Professor Max Klein elected as Chair of the ATLAS Collaboration Board
ATLAS is the largest experiment ever built in particle physics. It operates at CERN (Geneva) at the Large Hadron Collider and has been designed to explore the forces and constituents of matter. In 2012 it discovered the Higgs Boson, confirming a mechanism long invented to explain the origin of mass of elementary particles.
Last week the ATLAS Collaboration has elected Professor Max Klein of the Physics Department of the University of Liverpool as the incoming Chair of its Institute's Board, in which more than 170 Institutions from 41 Countries world wide are represented.
This election is in recognition of the excellent work of the particle physics and our ATLAS group and the leadership of Max Klein. The election is for 4 years. The ATLAS Collaboration Board governs the work and base of the Collaboration which is in the process of analysing a massive stream of new data and of preparing, upgrading its detector for a lifetime currently projected to extend to the year 2037.

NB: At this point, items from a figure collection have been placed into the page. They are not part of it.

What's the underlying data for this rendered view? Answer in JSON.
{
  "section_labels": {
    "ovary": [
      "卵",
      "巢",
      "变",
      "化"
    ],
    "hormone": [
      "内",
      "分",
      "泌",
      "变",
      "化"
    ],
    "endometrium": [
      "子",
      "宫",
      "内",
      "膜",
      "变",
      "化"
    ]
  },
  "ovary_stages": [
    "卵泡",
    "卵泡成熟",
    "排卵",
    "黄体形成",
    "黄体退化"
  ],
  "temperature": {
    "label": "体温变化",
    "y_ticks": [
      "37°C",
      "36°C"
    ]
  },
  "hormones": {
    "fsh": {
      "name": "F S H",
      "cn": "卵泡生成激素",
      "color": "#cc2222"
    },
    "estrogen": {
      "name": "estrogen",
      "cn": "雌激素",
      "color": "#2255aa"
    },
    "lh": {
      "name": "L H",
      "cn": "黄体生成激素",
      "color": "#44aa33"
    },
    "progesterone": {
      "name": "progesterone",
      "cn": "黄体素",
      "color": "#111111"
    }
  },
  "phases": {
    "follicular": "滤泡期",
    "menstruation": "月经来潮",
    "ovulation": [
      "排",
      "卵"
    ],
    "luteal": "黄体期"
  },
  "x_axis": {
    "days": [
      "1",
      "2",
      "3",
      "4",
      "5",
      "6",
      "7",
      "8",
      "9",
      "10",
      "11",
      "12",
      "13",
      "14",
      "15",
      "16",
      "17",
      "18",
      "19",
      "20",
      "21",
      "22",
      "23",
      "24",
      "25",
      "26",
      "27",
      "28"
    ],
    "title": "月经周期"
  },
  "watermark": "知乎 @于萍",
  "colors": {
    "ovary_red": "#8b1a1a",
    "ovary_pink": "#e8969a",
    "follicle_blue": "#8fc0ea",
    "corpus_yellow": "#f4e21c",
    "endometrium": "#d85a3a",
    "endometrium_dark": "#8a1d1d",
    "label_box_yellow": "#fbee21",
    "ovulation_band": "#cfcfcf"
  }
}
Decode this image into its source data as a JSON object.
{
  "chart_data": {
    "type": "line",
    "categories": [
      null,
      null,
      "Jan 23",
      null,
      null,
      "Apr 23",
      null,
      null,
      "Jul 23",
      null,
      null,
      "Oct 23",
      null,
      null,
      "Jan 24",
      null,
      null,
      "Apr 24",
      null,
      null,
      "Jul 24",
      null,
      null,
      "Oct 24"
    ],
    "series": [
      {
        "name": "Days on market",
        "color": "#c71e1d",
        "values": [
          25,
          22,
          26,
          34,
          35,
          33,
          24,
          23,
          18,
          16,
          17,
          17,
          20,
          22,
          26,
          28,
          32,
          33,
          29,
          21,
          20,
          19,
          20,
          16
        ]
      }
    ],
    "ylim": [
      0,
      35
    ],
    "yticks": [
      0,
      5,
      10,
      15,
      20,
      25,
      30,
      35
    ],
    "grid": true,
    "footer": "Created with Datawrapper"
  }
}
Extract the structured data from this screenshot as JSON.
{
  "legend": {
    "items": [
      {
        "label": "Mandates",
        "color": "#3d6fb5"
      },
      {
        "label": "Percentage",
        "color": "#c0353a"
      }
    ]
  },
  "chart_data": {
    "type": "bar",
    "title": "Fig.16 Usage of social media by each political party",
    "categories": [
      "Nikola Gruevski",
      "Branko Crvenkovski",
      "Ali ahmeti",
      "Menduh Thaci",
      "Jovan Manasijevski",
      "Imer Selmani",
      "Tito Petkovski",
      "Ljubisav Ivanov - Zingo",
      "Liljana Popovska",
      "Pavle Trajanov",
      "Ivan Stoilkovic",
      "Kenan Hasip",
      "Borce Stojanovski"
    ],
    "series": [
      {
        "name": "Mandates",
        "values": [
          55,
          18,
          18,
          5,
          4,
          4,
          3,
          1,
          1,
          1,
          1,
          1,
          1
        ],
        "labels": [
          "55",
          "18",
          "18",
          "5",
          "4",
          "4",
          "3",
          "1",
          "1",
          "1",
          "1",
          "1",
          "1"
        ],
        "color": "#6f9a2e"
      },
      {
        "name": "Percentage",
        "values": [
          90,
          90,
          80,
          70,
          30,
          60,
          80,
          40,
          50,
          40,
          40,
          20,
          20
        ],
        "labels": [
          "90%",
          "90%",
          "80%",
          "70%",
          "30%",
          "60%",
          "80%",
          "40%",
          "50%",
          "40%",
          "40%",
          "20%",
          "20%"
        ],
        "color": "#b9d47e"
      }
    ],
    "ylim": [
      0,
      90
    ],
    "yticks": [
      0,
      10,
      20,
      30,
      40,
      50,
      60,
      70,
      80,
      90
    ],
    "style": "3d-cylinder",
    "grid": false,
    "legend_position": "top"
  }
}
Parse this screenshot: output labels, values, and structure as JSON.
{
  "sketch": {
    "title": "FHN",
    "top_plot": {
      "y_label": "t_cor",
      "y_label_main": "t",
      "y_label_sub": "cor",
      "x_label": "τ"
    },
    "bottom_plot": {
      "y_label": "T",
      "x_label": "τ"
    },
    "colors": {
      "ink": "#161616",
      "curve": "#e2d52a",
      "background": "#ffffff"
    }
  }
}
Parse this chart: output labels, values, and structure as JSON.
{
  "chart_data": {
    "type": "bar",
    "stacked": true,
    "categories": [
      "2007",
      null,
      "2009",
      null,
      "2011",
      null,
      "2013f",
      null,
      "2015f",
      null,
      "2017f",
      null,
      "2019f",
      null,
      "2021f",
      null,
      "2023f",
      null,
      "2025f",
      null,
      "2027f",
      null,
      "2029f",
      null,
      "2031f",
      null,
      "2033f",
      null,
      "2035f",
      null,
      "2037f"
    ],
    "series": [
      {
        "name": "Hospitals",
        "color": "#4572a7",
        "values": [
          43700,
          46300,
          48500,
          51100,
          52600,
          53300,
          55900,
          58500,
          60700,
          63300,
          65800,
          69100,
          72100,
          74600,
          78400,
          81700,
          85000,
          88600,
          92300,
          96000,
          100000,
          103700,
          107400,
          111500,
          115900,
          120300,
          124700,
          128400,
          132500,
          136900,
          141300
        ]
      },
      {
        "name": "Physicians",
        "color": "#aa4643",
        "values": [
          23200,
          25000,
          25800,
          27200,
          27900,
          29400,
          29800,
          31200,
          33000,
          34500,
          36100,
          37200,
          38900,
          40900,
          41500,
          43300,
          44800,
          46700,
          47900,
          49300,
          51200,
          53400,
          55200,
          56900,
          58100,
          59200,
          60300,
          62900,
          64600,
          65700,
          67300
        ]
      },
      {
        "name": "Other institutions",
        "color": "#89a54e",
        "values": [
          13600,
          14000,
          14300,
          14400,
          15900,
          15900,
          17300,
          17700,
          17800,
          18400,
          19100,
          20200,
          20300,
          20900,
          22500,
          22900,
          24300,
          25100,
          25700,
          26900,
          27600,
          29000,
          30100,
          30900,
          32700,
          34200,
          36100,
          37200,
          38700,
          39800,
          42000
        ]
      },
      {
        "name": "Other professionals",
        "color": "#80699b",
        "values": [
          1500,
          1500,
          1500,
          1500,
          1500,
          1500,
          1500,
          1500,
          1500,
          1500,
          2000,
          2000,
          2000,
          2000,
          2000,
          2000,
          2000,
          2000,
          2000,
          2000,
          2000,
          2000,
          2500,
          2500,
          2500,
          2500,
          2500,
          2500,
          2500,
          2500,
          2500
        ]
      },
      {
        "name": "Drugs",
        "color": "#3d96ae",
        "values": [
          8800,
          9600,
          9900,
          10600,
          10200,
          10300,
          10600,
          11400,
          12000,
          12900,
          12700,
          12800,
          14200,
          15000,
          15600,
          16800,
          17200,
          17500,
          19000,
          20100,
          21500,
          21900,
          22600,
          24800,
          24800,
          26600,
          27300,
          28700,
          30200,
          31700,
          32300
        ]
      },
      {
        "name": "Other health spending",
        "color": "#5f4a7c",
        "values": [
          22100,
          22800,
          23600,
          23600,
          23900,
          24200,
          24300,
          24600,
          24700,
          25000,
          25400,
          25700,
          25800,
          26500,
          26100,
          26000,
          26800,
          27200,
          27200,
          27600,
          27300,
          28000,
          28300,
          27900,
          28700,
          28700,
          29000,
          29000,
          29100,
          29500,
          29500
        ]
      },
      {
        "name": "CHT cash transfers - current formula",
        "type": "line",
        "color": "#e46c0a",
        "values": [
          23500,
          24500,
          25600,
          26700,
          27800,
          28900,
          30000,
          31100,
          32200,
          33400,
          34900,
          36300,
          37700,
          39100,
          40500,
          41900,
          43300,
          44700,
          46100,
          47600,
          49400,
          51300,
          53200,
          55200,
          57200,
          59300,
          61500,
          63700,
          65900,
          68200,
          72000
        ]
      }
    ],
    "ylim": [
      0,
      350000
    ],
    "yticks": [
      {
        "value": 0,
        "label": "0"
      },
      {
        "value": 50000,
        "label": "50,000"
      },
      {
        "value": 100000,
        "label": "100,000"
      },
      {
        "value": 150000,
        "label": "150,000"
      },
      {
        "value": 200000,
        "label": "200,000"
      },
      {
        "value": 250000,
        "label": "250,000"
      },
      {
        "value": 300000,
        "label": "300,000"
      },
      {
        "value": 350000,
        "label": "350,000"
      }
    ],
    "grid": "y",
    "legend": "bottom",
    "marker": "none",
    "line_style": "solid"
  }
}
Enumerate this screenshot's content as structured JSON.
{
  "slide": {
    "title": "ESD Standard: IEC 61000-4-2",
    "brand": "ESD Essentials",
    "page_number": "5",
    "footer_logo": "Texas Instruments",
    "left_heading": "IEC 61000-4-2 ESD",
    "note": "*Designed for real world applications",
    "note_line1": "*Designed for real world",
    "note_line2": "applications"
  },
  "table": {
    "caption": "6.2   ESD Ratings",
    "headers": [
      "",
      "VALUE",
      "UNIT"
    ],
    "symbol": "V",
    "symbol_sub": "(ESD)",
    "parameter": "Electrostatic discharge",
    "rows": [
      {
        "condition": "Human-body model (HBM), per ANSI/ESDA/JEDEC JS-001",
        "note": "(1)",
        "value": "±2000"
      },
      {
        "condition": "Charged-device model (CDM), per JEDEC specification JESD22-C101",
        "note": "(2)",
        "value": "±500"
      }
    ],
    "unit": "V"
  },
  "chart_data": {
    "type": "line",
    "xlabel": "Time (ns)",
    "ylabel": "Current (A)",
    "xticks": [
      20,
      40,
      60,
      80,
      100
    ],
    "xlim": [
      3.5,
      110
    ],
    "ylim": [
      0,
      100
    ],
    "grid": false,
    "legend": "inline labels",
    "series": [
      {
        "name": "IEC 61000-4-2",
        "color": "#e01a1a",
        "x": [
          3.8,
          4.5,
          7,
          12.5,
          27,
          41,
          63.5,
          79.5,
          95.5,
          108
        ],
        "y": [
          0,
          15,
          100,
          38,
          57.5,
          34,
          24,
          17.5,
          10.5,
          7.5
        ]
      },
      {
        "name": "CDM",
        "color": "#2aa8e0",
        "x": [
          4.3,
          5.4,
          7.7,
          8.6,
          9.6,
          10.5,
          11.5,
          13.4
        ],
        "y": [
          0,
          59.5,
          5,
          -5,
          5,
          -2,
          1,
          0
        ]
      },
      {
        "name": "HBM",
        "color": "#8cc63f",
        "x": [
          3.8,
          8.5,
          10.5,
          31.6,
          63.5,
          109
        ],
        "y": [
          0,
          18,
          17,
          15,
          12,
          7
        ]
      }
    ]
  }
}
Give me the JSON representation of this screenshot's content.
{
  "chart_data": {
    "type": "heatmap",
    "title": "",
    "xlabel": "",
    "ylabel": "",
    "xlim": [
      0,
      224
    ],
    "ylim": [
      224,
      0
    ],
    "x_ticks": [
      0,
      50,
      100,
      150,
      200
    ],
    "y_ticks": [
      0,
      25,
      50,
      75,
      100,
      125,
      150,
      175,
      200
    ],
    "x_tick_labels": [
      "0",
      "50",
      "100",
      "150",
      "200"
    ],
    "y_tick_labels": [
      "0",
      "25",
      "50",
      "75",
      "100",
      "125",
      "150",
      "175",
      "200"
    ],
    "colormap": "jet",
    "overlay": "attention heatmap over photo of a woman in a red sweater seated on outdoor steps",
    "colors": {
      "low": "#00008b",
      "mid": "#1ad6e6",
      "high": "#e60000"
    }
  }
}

Professor Max Klein joined the University of Liverpool in 2006, and has been leading its ATLAS group since 2008. Before, he was spokesperson of the H1 Collaboration at HERA and received the Max Born Prize and Medal of the IoP and the German Physics Society in 2013. He represents the UK in the European Committee for Future Accelerators and, besides his role within ATLAS, he also studies options for a possible electron beam upgrade to the LHC.